Reprinted from Eating Disorders Review
July/August 2010 Volume 21, Number 4
©2010 Gürze Books
In the much-anticipated revision of the Diagnostic and Statistical Manual of Mental Disorders (DSM), binge eating disorder (BED) is on track to becoming a formal psychiatric diagnosis, according to Dr. Tim Walsh of Columbia University, emeritus EDR Editorial Board member. Dr. Walsh outlined several anticipated changes in the overall eating disorders category in the DSM-V at the American Psychiatric Association meeting in New Orleans at the end of May. According to Dr. Walsh, currently there does not appear to be enough hard evidence to support creating a psychiatric diagnosis for obesity or overeating. However, he noted that there might be evidence for establishing an overeating syndrome that is distinct from BED.
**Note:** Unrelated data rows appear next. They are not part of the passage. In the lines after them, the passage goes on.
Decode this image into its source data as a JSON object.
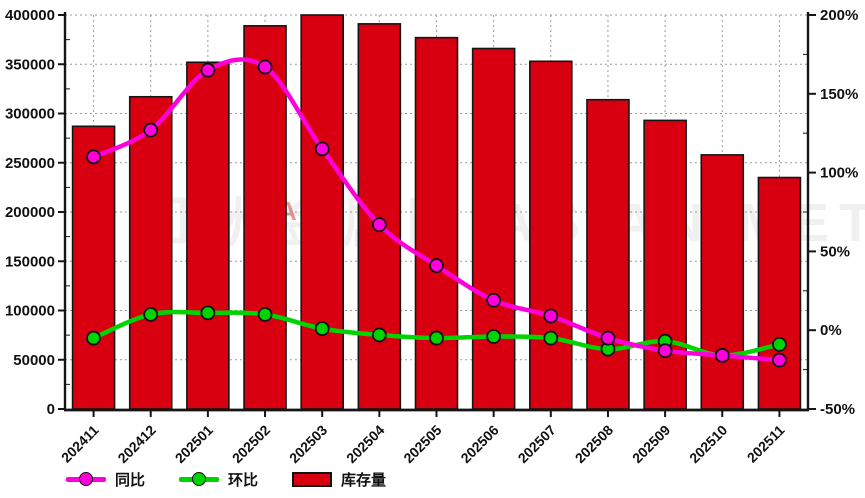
{
  "chart_data": {
    "type": "combo",
    "title": "",
    "categories": [
      "202411",
      "202412",
      "202501",
      "202502",
      "202503",
      "202504",
      "202505",
      "202506",
      "202507",
      "202508",
      "202509",
      "202510",
      "202511"
    ],
    "series": [
      {
        "name": "同比",
        "type": "line",
        "y_axis": "right",
        "unit": "%",
        "color": "#ff00dd",
        "values": [
          110,
          127,
          165,
          167,
          115,
          67,
          41,
          19,
          9,
          -5,
          -13,
          -16,
          -19
        ]
      },
      {
        "name": "环比",
        "type": "line",
        "y_axis": "right",
        "unit": "%",
        "color": "#00d400",
        "values": [
          -5,
          10,
          11,
          10,
          1,
          -3,
          -5,
          -4,
          -5,
          -12,
          -7,
          -16,
          -9
        ]
      },
      {
        "name": "库存量",
        "type": "bar",
        "y_axis": "left",
        "color": "#d80010",
        "values": [
          287000,
          317000,
          352000,
          389000,
          400000,
          391000,
          377000,
          366000,
          353000,
          314000,
          293000,
          258000,
          235000
        ]
      }
    ],
    "left_axis": {
      "min": 0,
      "max": 400000,
      "step": 50000,
      "minor_step": 25000,
      "tick_labels": [
        "0",
        "50000",
        "100000",
        "150000",
        "200000",
        "250000",
        "300000",
        "350000",
        "400000"
      ]
    },
    "right_axis": {
      "min": -50,
      "max": 200,
      "step": 50,
      "minor_step": 25,
      "tick_labels": [
        "-50%",
        "0%",
        "50%",
        "100%",
        "150%",
        "200%"
      ]
    },
    "grid": "dotted",
    "legend_position": "bottom",
    "background": "#ffffff"
  },
  "watermark": {
    "text": "亚洲金属网 ASIAN METAL",
    "accent_letter": "A"
  },
  "colors": {
    "axis": "#151515",
    "grid": "#9a9a9a",
    "label": "#111111",
    "bar_stroke": "#151515"
  }
}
Dr. Walsh also told the meeting participants that the major eating disorders category, including anorexia nervosa (AN), bulimia nervosa (BN), and eating disorders not otherwise specified (EDNOS), had long cried out for an overhaul. While initially three additional categories/diagnoses were proposed to better differentiate types of patients with EDNOS (which includes some 45% of patients treated for eating disorders), the DSM-V work group decided that such changes would be premature. Instead, the additional categories may be included in an appendix to the DSM-V. Dr. Walsh also noted that some changes are expected in the diagnostic criteria for AN and BN. For AN, the first criterion, which is currently “85% of recommended body weight,” now will be reworded as, “restriction of energy intake [leading to] markedly low weight.” In addition, the much-debated criterion of amenorrhea has been dropped from the list of symptoms associated with AN.
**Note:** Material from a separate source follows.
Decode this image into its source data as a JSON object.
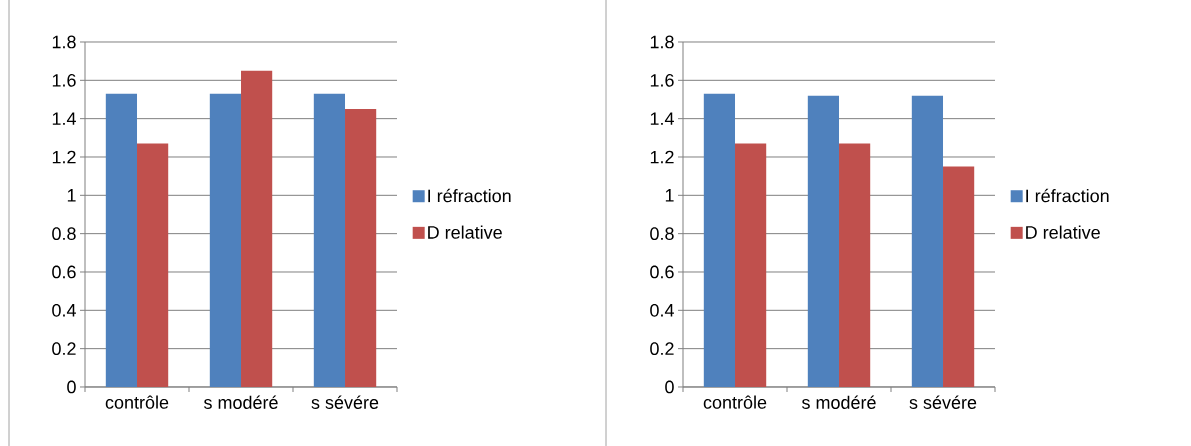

As for BN, diagnosis will be easier than before because of a change in the required frequency of binge-purge episodes, according to Dr. Walsh. Whereas the current DSM criterion for BN specifies that episodes of binge-eating and purging must occur twice a week for the previous 3 months for a diagnosis of BN to be made, the new criterion allows the diagnosis to be made when the binge/purge frequency is once a week.